Thank you for your answer.
I’ll try to explain my code.
Unfortunately i cant post it but i’ll try to make it clear with a sample code.
I have a A array 3000x3000.
I made the A in one dimension array but in next i have it in two (for convenience).
Let as A like:
A = [
00 01 02 03 04…
05 06 07 08 09…
10 11 12 13 14…
15 16 17 18 19…
20 21 22 23 24
…
25 26 27 28 29…
]
I have a B array with same dimension.
In B store the sum of n-neighboring elements.
Now in B store the next data if n=1:
B[2,2] =
A[1,1] + A[1,2] + A[1,3] +
A[2,1] + A[2,2] + A[2,3] +
A[3,1] + A[3,2] + A[3,3]
For the urgently elements of A i make padding with zero values
but this is something that doesn’t matter.
I have two implementations:
First implementation have only one kernel and make the above operators.
Each thread calculate one of the above sums:
kernel threads:
thread0: sum for A[0,0]
thread1: sum for A[0,1]
thread2: sum for A[0,2]
…
thread3: sum for A[1,0]
thread4: sum for A[0,1]
…
etc
Second implementation have two kernels.
The first kernel calculate the offset of each thread
so that each element is distant from the other n-elements.
The second kernel make the above sums.
kernel2 threads:
thread0: sum for A[0,0]
thread1: sum for A[0,3]
…
thread3: sum for A[3,0]
thread4: sum for A[3,3]
…
etc
Next, Kernel1 make the offset so kernel2 threads have the above sums:
thread0: sum for A[0,1]
thread1: sum for A[0,4]
…
thread3: sum for A[3,1]
thread4: sum for A[3,4]
…
etc
Now… i have the next throughput results in compute capability 5.2 for A = 3000x3000 and n=3.
kernel1: 40M elements per second
kernel1: 70M elements per second
The time measure only each kernel execute.
All kernels do the same total repeats and have the same result.
In my real code i make some others operators but i scan the same elements as the above example code.

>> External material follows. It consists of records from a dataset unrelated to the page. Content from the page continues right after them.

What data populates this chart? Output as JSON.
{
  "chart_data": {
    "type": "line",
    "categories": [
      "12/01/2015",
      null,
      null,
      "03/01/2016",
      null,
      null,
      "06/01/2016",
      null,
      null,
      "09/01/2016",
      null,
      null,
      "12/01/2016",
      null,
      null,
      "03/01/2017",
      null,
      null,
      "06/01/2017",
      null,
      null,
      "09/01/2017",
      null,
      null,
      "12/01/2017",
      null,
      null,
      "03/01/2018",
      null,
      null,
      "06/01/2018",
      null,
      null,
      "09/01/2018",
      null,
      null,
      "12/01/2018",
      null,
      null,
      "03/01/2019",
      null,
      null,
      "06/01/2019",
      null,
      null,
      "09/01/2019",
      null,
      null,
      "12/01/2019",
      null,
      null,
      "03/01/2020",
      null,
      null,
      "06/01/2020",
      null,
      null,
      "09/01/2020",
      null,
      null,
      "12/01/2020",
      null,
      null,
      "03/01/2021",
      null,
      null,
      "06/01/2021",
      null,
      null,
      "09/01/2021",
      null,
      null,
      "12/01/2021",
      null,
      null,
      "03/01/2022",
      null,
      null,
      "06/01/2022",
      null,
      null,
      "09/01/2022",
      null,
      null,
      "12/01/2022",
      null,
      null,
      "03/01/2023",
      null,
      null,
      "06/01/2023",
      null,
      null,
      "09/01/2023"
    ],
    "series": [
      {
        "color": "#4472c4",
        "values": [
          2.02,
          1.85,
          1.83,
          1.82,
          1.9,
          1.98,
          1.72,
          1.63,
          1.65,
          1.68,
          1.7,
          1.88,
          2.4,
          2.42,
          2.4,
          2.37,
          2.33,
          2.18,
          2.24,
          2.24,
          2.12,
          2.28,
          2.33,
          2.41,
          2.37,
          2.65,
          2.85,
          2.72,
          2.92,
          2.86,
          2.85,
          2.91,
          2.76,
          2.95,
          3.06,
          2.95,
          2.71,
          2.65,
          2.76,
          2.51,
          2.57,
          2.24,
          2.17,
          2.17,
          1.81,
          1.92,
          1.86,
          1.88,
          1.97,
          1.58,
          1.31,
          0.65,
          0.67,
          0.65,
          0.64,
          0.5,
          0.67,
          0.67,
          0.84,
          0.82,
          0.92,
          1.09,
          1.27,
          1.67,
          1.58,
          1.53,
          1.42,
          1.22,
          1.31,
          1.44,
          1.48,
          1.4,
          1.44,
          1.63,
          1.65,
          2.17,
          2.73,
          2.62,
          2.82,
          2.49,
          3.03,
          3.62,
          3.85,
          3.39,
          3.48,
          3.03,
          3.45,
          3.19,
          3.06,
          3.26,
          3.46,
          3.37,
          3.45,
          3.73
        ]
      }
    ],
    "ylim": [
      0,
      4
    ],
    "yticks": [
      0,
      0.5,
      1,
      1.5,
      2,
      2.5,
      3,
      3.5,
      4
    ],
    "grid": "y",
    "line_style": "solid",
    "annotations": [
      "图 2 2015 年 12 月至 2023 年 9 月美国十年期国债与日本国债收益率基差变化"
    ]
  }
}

I made a C array equal to A and i made the sums of A element with B neighboring elements like that:
B[2,2] =
B[1,1] + B[1,2] + B[1,3] +
B[2,1] + A[2,2] + B[2,3] +
B[3,1] + B[3,2] + B[3,3]
I have the same results.
It’s like i have a conflict in global memory (this is contrary to theory)
or the first kernel with broadcast values of elements when calculate e.g. A[0,] and A[0,1] is slowest than the second implementation with offset.